Concordo parcialmente com essa avaliação positiva da política governamental. Houve e há boas iniciativas, mas são localizadas, limitadas. Não há nenhuma política linguística explícita, adequada e coerente no Brasil. A produção de materiais didáticos é também limitada, poucos títulos, qualidade discutível. Há sempre exceções, claro, mas são exceções. A formação dos professores é raramente decente. Os que formam os professores indígenas em cursos ‘oficiais’ são muitas vezes despreparados e acabam repassando informações e conceitos no mínimo pobres, desatualizados, preconceituosos.

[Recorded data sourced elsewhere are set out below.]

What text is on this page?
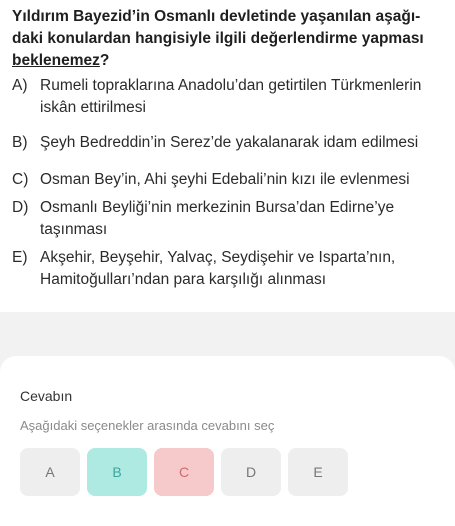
Yıldırım Bayezid’in Osmanlı devletinde yaşanılan aşağı-
daki konulardan hangisiyle ilgili değerlendirme yapması
beklenemez?
A) Rumeli topraklarına Anadolu’dan getirtilen Türkmenlerin
iskân ettirilmesi
B) Şeyh Bedreddin’in Serez’de yakalanarak idam edilmesi
C) Osman Bey’in, Ahi şeyhi Edebali’nin kızı ile evlenmesi
D) Osmanlı Beyliği’nin merkezinin Bursa’dan Edirne’ye
taşınması
E) Akşehir, Beyşehir, Yalvaç, Seydişehir ve Isparta’nın,
Hamitoğulları’ndan para karşılığı alınması
Cevabın
Aşağıdaki seçenekler arasında cevabını seç
A	B	C	D	E
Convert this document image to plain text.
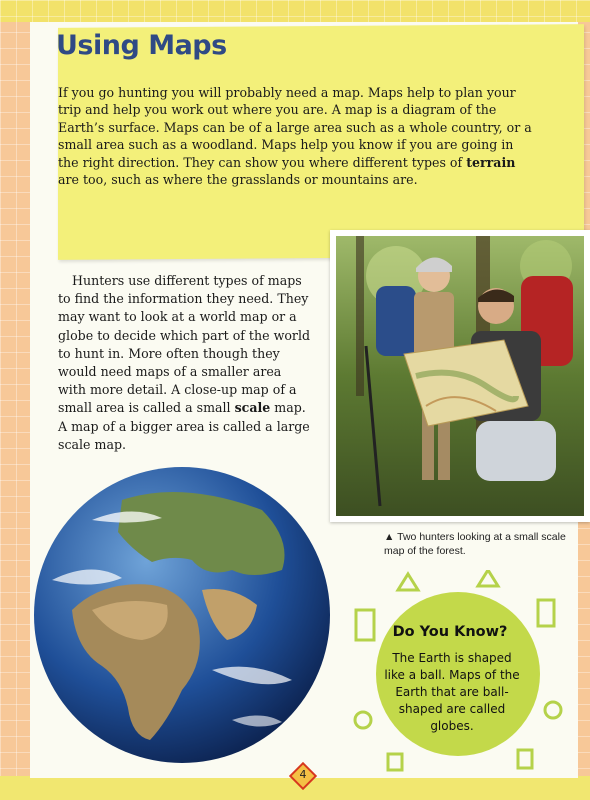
Using Maps
If you go hunting you will probably need a map. Maps help to plan your trip and help you work out where you are. A map is a diagram of the Earth’s surface. Maps can be of a large area such as a whole country, or a small area such as a woodland. Maps help you know if you are going in the right direction. They can show you where different types of terrain are too, such as where the grasslands or mountains are.
Hunters use different types of maps to find the information they need. They may want to look at a world map or a globe to decide which part of the world to hunt in. More often though they would need maps of a smaller area with more detail. A close-up map of a small area is called a small scale map. A map of a bigger area is called a large scale map.
▲ Two hunters looking at a small scale map of the forest.
Do You Know?
The Earth is shaped like a ball. Maps of the Earth that are ball-shaped are called globes.
4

O veto vem para dar o golpe fatal a uma educação já limitada e frágil, bem como para ceifar as boas iniciativas e as boas práticas, colocando o Brasil na contramão do movimento mundial em defesa da diversidade linguística, o que o tornará alvo de chacota internacional. As razões do veto são sórdidas, imagino: resquícios do princípio da segurança nacional, herança da ditadura; reconhecimento da inaptidão e despreparo do governo, do estado, em lidar com suas próprias riquezas. A diversidade é uma riqueza, mas não o é para os lacaios do desenvolvimentismo que não enxerga além da ponta do seu curto nariz e que deu no que deu. Esta riqueza está em cerca de 160 línguas indígenas e suas variedades dialetais, todas acossadas por mídias e um sistema de ensino que as ignoram.

Por fim, no texto do veto, Dilma Rousseff afirma sobre o PL 5944/2013: “Apesar do mérito da proposta, o dispositivo incluiria, por um lado, obrigação demasiadamente ampla e de difícil implementação por conta da grande variedade de comunidades e línguas indígenas no Brasil”. Você pode comentar?

Pois é, é o reconhecimento escandaloso de despreparo, ignorância, indigência mental e cultural. A grande variedade é considerada como um obstáculo e não como uma riqueza a ser defendida, preservada, promovida. Aliás, ela sempre foi vista como um obstáculo. O atual governo, nesta seara, não se diferencia dos que o antecederam nos séculos: é assimilacionista, colonialista, estupidamente desenvolvimentista. E está dando tiro no seu próprio pé.